Robert Pickton, 68, is still in prison for killing 49 women then grinding their remains into mince at his farm which he called ‘Piggy Palace’.
He then sold their remains to customers, including local policemen, before being arrested in February 2002. However, he revealed to undercover police that he thought he had been ‘sloppy’ because he didn’t manage to kill 50.
He said: ‘I made my own grave by being sloppy. Doesn’t that just kick you in the ass now?
‘I was gonna fucking do one more, make it even. I wanted one more to make the big 5-0’ he said.
Pickton was convicted of murdering six prostitutes in 2007 and sentenced to life in prison with no parole for at least 25 years.
He was also charged in another 20 deaths that had not gone to trial because the judge said they included materially different evidence from the other six counts.
Footage aired on CBS Reality looked into the killings and Pickton’s confessions to a Royal Canadian Mounted Police officer who pretended to be a cellmate.
He told told cop: ‘They got me on this one… they’ve got DNA.’
The officer suggested disposing the body at sea and Pickton told him: ‘I did better than that… a rendering plant.
‘Only I was kinda sloppy at the end, too, getting too soppy. They go me, of fuck gettin’ too sloppy. I was gonna do one more, make it an even 50. That’s why, that’s why I was sloppy about. ‘I wanted one more, make, make the big 5-0.’
He was convicted over the deaths of six women and held responsible for 20 others, but not prosecuted after DNA was found. Prosecutors said they would not pursue any more criminal proceedings against Pickton, including the 20 charges.

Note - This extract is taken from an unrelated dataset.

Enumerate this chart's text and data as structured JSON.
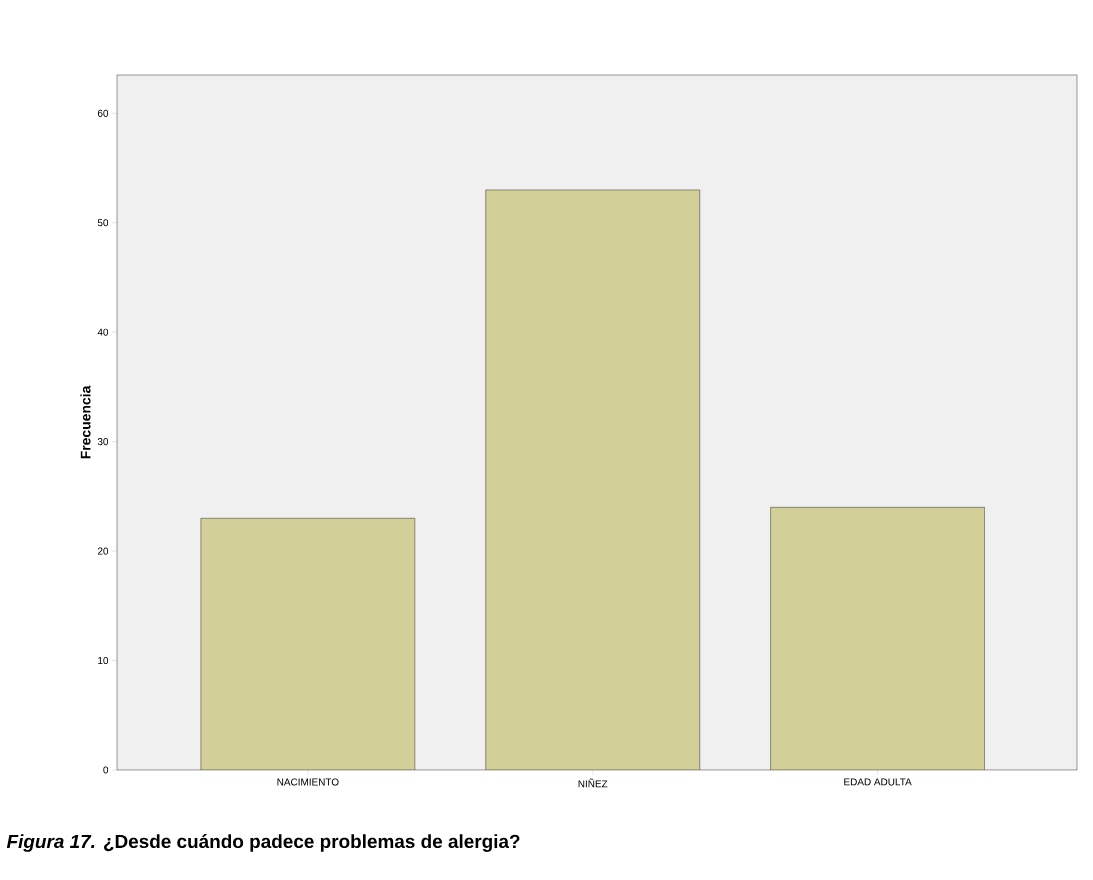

‘The (prosecution) had to carefully assess whether it was in the public interest to proceed on the remaining 20 counts, and the (Criminal Justice) Branch concluded it was not,’ Neil MacKenzie, a spokesman for the Crown, said outside court after the charges were formally stayed several years ago.
The ban included evidence that Pickton picked up a woman, whose name is still protected, in a gritty Vancouver neighbourhood and stabbed her on his farm in 1997.
The woman, a key witness in the prosecution’s case against Pickton, said the pig farmer put her in handcuffs and tried to kill her, with the two struggling in a knife fight that put both of them in hospital. She said she ran away, naked and bleeding profusely.
He was charged with attempted murder but the charges were stayed in 1998 before the case went to trial. Police had never thought to do forensics tests on his clothing. If they had, they would have directly linked him with two other prostitutes who had gone missing from Vancouver’s Eastside neighbourhood. Women continued to disappear from the destitute neighbourhood for another four years.
Jurors never heard the woman’s story. Police found widespread evidence on Pickton’s farm linked to the other 20 women he was charged with killing, but those details were kept from the jury because the judge ruled they would be heard during a separate trial.
That trial will not be held now that those charges have been stayed. Pickton and his brother used to throw parties at the hog farm in a barn they dubbed ‘Piggy’s Palace’. Investigators have said they were drunken parties with prostitutes and plenty of drugs.
Pickton’s younger brother David was under investigation as a prime suspect in the murders, but no evidence ever emerged to link him to any of the crimes and he was not charged.
David Pickton still lives close to the farm. Pickton’s suburban farm became the biggest crime scene in Canadian history.
Hundreds of investigators, including anthropologists, spent months combing through soil and buildings at the farm where they found human remains.